Now I know it's early days for the coils and wicks and that they normally take a little while to settle in. i am also aware that this experiment of mine is very subjective. 

However the result is that the Ti wire for me tastes much more like apple than the others. The Clapton coils give a peppery after taste that is fairly strong (most likely my poor skills when building the Clapton). The IJust2 coil provides a muted flavour when compared to the Clapton and the Ti but no pepper after taste.
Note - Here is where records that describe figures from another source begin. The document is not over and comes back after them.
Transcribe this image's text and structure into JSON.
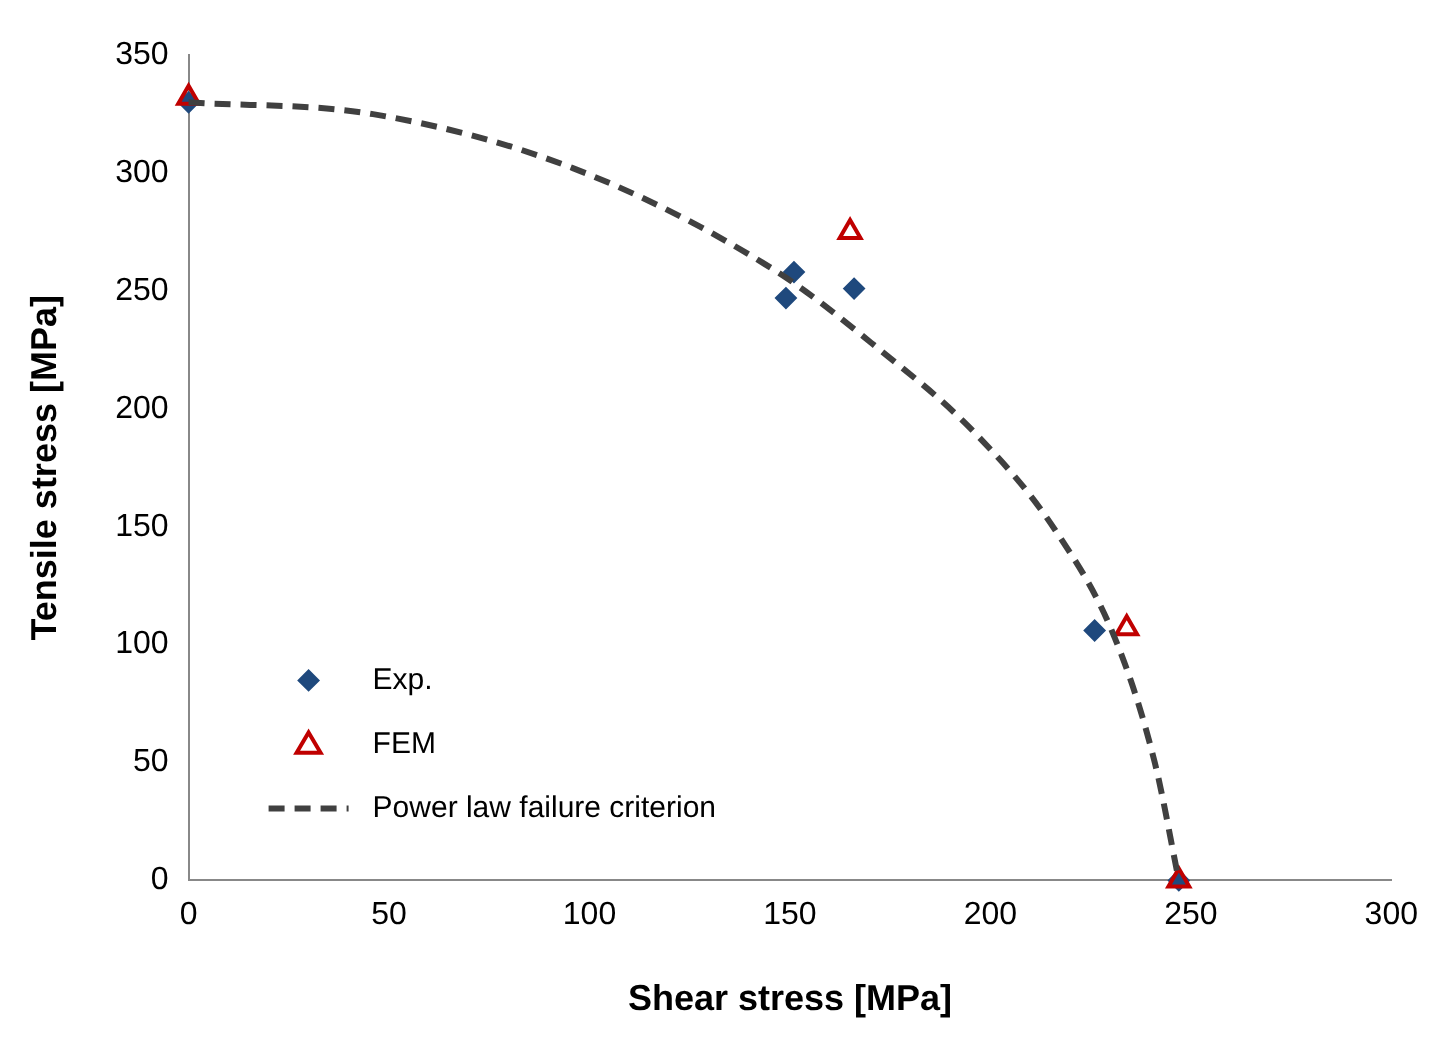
{
  "chart_data": {
    "type": "scatter",
    "xlabel": "Shear stress [MPa]",
    "ylabel": "Tensile stress [MPa]",
    "xlim": [
      0,
      300
    ],
    "xticks": [
      0,
      50,
      100,
      150,
      200,
      250,
      300
    ],
    "ylim": [
      0,
      350
    ],
    "yticks": [
      0,
      50,
      100,
      150,
      200,
      250,
      300,
      350
    ],
    "grid": false,
    "legend": "bottom left",
    "series": [
      {
        "name": "Exp.",
        "type": "scatter",
        "marker": "diamond",
        "color": "#1f497d",
        "x": [
          0,
          149,
          151,
          166,
          226,
          247
        ],
        "values": [
          330,
          247,
          258,
          251,
          106,
          0
        ]
      },
      {
        "name": "FEM",
        "type": "scatter",
        "marker": "triangle",
        "color": "#c00000",
        "x": [
          0,
          165,
          234,
          247
        ],
        "values": [
          332,
          275,
          107,
          0
        ]
      },
      {
        "name": "Power law failure criterion",
        "type": "line",
        "marker": "none",
        "line_style": "dashed",
        "color": "#404040",
        "x": [
          0,
          46,
          96,
          146,
          171,
          196,
          216,
          231,
          241,
          247
        ],
        "values": [
          330,
          325,
          302,
          259,
          227,
          190,
          149,
          103,
          50,
          0
        ]
      }
    ]
  }
}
Surprisingly the subtank provides the closest flavour to the Ti but it does finish with a slight pepper after taste.
The vapor production from all 4 seems to produce similar clouds though the Clapton at that wattage needs a little warm up.

Reactions: Like 1 | Informative 1


----------



## Christos (16/1/16)

I would love to see this experiment include stainless steel. I plan on purchasing some Ti soon. I'll report in when I do.


----------



## Bartart (17/1/16)

I used the tanks on a rotational basis all of last night and the flavour I was tasting didn't change too much the Clapton was the most change where I was getting a better apple flavour towards the end of the evening.

day 2 wake and vape the tanks before doing anything, surprise for me the IJust2 tank is better this morning and the Clapton is worst. While the subtank tastes the same and the Ti comes in second.

After the morning ablution and breakfast including tea and brushed teeth.
The flavours change, not completely surprising except that the degree of change is more than I would have imagined each tank has its own little twist to add. Interestingly the pepper flavour does start to turn up more on the kanthal as it heats up after a few puffs. Most notably in the subtank. 
The Ti does it for me and is the better flavour consistantly, while the Ijust2 is a close second, then the Clapton and then the subtanks stock coil is a dissapointed to me.
It occurs to me the Clapton actually wants more power so up to 50w better flavour but I can still taste the pepper which I am attributing to the kanthal 60w is even better, 70w I taste the kanthal still but the apple flavour is good. 80 w a little burnt flavour.
Then I decided to see what the Ijust2 will do at the same watts. It doesn't dissapoint flavour gets better all the to 80w.
Juice consumption is twice as heavy on the Clapton and IJust than it is on the Ti.
Wow this is such an interesting pass time. I doubt it will ever stop surprising me. 
For those of you who have managed to reach the end of this rambling experiment, thanks for sticking with me. For me temp control with Ti is the way forward, when I get my hands on some SS I will give that a try too. I don't think I will be buying more Clapton wire its performance is not what I expected.

Reactions: Like 1


----------



## Silver (17/1/16)

Thanks for sharing your impressions @Bartart 
And for following up the next morning
Love it!
I read every word

Am interested to know what is next in the Bartart experiment lab

Your comments make me want to try out more wire types.


----------



## Bartart (17/1/16)

Silver said:


> Thanks for sharing your impressions @Bartart
> And for following up the next morning
> Love it!
> I read every word
> ...


Thanks @Silver 
Encouraging as ever.


----------



## Bartart (19/1/16)

Update
I decided to try a different juice in the tanks berry blaze.
Turns out the pepper flavour is gone so can't be related to the kanthal. The flavours from the Clapton in the crius and the Ti in the Zephyrus are very similar just cooler on TC.
However today I had problems both the crius and the zephyrus are leaking like mad and the zephyrus is spitting something fierce.
So I've messed something up but can't fix this at work I will redo the berry flavour with new wicks and report what I find


----------



## Bartart (26/1/16)

In conclusion, I'm now an avid TC fan. 
Don't get me wrong kanthal is fine, but with TC no dry hits, great flavour and you can change the temp to get just the right taste. This makes for a better vaping experience for me. 
I'm loving it


----------